Motivation
This is my spin on Italian Wedding Soup. It's a quick weeknight soup that I make fairly often. Basically I've extracted what I think are the crucial elements of the soup: broth, orzo, spinach, and parmigiana and reformulated it. A few years ago I would have added meatballs to that list, but I have since become enlightened and realized that there is no reason to restrict oneself to meatballs. Currently I favor shredded chicken (not only because it's good, but because I can buy a rotisserie chicken precooked on the way home).
I say it's a quick weeknight dish because you can stop on the way home and pick up all the ingredients at the grocery store and make it in less than half-an-hour.

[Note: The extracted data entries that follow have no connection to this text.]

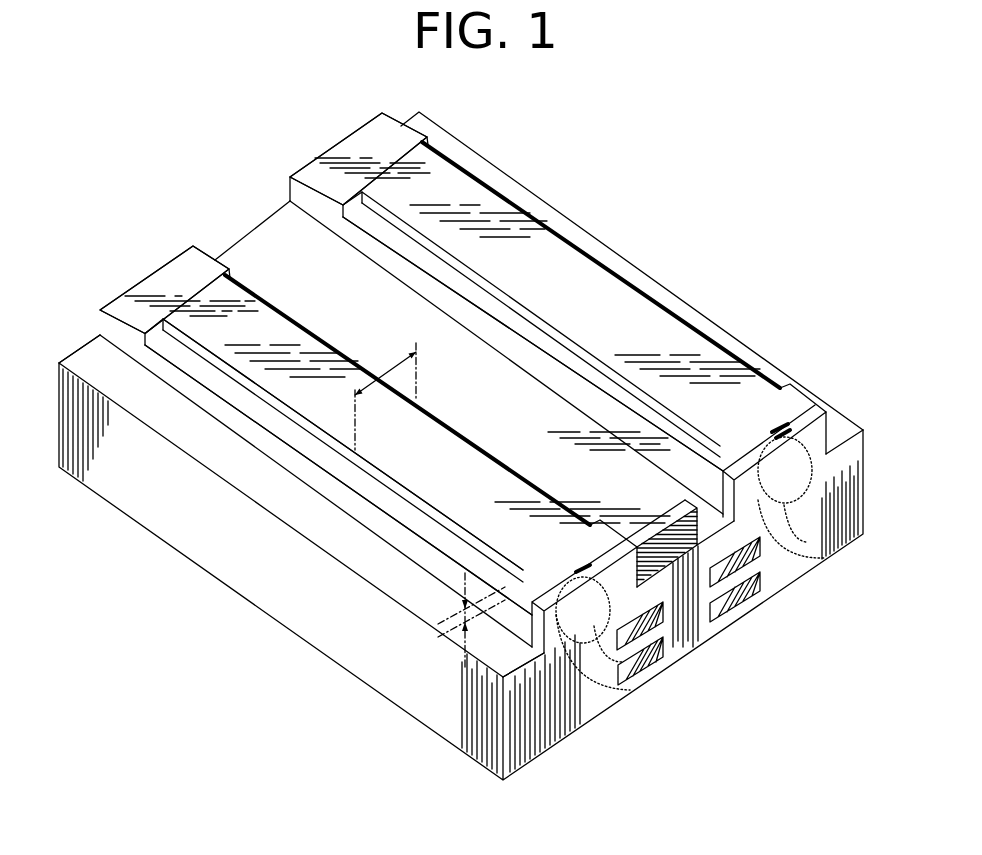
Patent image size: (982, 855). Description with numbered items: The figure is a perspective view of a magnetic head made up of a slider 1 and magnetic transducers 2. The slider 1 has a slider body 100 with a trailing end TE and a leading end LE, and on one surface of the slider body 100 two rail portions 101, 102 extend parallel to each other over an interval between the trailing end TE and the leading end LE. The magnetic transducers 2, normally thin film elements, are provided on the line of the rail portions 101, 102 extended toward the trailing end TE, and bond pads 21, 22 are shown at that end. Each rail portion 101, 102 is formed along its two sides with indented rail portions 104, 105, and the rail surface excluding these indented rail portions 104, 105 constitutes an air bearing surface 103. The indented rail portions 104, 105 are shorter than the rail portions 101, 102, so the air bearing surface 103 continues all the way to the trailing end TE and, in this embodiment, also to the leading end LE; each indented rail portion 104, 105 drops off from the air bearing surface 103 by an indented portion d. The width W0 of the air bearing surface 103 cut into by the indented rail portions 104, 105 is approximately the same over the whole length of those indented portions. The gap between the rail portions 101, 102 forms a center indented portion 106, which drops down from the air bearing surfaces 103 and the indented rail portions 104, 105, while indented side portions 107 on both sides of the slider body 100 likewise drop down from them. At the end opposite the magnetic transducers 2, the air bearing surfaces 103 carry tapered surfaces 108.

The slider 1 is at (203, 590).
The magnetic transducer 2 is at (798, 461).
The bond pad 21 is at (619, 651).
The bond pad 22 is at (665, 650).
The slider body 100 is at (365, 598).
The rail portion 101 is at (112, 320).
The rail portion 102 is at (265, 215).
The air bearing surface 103 is at (280, 340).
The indented rail portion 104 is at (435, 520).
The indented rail portion 105 is at (433, 388).
The center indented portion 106 is at (247, 258).
The indented side portion 107 is at (110, 370).
The tapered surface 108 is at (176, 293).
The leading end LE is at (252, 272).
The trailing end TE is at (752, 528).
The width of the air bearing surfaces W0 is at (385, 382).
The indented portion d is at (462, 620).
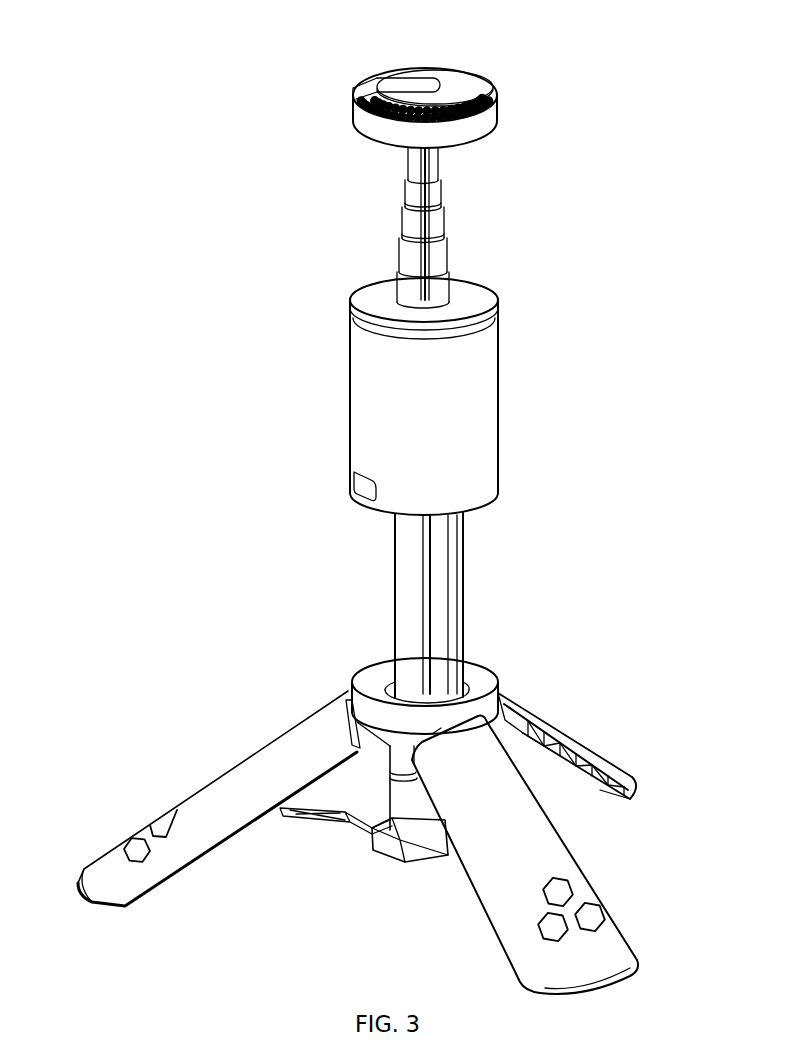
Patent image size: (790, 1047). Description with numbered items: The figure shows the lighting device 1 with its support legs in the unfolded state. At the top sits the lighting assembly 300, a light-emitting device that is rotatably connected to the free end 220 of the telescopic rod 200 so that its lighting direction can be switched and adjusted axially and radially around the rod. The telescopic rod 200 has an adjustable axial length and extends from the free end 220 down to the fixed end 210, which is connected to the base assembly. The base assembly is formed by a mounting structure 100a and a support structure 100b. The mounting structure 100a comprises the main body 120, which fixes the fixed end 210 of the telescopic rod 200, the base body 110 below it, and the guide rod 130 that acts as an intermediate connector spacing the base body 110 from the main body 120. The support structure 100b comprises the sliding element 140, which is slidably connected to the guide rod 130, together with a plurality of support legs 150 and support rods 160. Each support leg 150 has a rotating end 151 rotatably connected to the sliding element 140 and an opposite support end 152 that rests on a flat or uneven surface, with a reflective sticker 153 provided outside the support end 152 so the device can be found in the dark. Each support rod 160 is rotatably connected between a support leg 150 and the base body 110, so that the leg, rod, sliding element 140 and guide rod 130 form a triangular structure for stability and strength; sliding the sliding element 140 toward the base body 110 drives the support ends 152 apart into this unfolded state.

The lighting device 1 is at (262, 86).
The lighting assembly 300 is at (482, 120).
The telescopic rod 200 is at (426, 228).
The free end 220 is at (410, 155).
The fixed end 210 is at (403, 290).
The mounting structure 100a is at (476, 488).
The main body 120 is at (497, 387).
The guide rod 130 is at (459, 572).
The support structure 100b is at (371, 810).
The sliding element 140 is at (365, 664).
The base body 110 is at (392, 860).
The support rod 160 is at (318, 822).
The support leg 150 is at (265, 752).
The rotating end 151 is at (503, 694).
The support end 152 is at (626, 782).
The reflective sticker 153 is at (160, 820).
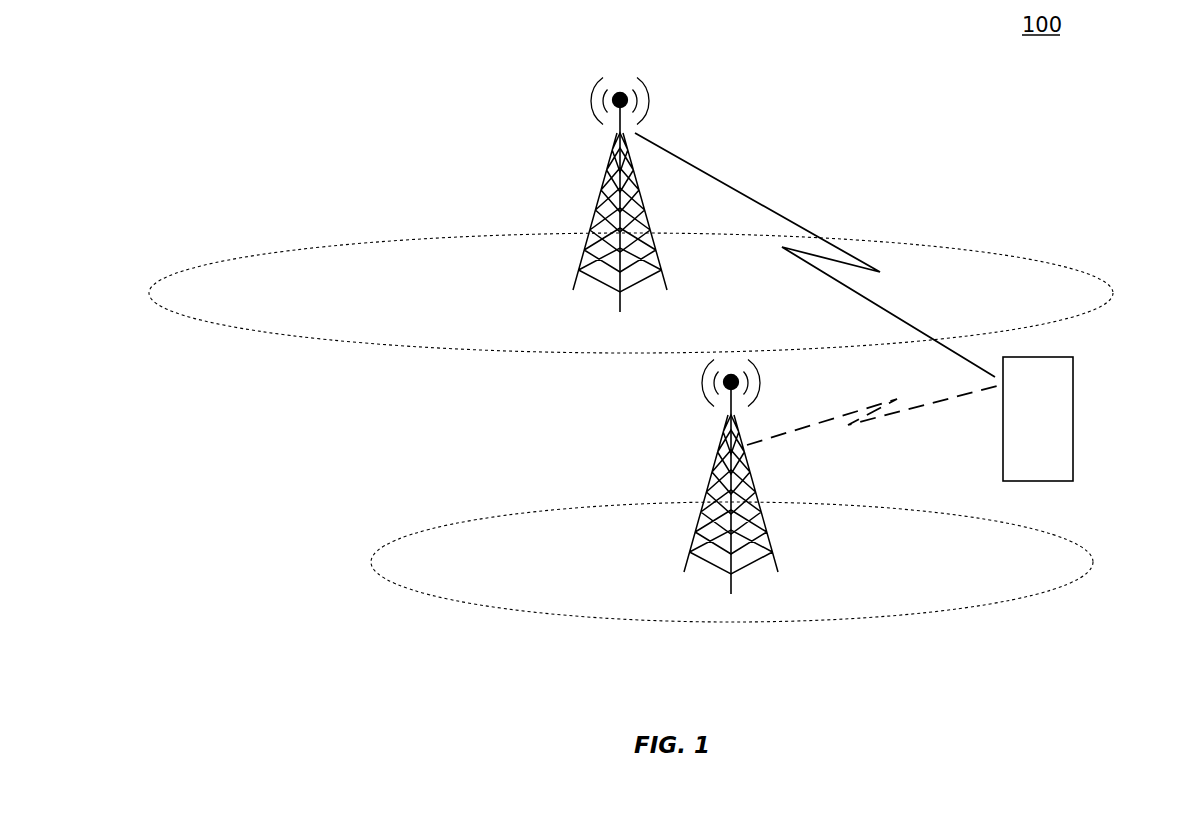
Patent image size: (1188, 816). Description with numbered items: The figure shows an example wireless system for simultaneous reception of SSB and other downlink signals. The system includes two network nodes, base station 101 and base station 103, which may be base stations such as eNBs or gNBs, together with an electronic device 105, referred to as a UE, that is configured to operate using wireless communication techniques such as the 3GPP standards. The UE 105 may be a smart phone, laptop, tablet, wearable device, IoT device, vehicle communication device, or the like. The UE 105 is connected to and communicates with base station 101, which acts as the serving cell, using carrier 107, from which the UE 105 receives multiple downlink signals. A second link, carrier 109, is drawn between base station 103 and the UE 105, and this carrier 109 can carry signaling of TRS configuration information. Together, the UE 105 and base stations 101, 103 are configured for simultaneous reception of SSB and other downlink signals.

The network node 101 is at (607, 192).
The network node 103 is at (705, 476).
The electronic device 105 is at (1073, 372).
The carrier 107 is at (815, 255).
The carrier 109 is at (872, 423).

If you happen to have some home made broth on hand, you know the good stuff, the kind that wobbles once its cooled - this dish becomes especially delightful.
Ingredients
~4 cups Chicken Broth (or stock if you have it)
~1 cup Orzo Pasta
1 bag Pre-washed Spinach
1 large Onion
1 Rotisserie Chicken
Shredded Parmigiana Cheese
Mise en Place
If you don't have a lot of broth you might want to make your orzo pasta first in a pot of water. If you have a bit extra broth (or stock!) I am big proponent of cooking the orzo in the broth so it absorbs the flavor (plus there is one less pot to clean).
Dice the onion.
Pick the meat off of the rotisserie chicken and set aside. I usually cut up anything that I don't happen to pull off in pieces down to bite size chunks. This step can be done while the broth is heating and the pasta is cooking.
Method
Place a bit of olive oil in a small stock pot and heat on medium. Soften onions. Add broth and bring to a simmer. Add orzo. If orzo is already cooked move onto the next step. If the orzo is cooking in the broth wait until it's almost done to continue.
Add chicken and any other seasoning you think the soup needs (black pepper, thyme, etc).
When the orzo is ready dump bag of spinach in the pot. It will look like too much spinach, but it will quickly cook down to almost nothing. I will occasionally push the spinach beneath the surface of the liquid to speed things along.
Once spinach is cooked down add shredded parmigiana cheese to the soup. I keep sprinkling it in until it feels right. Stir and give it a second to melt, then serve.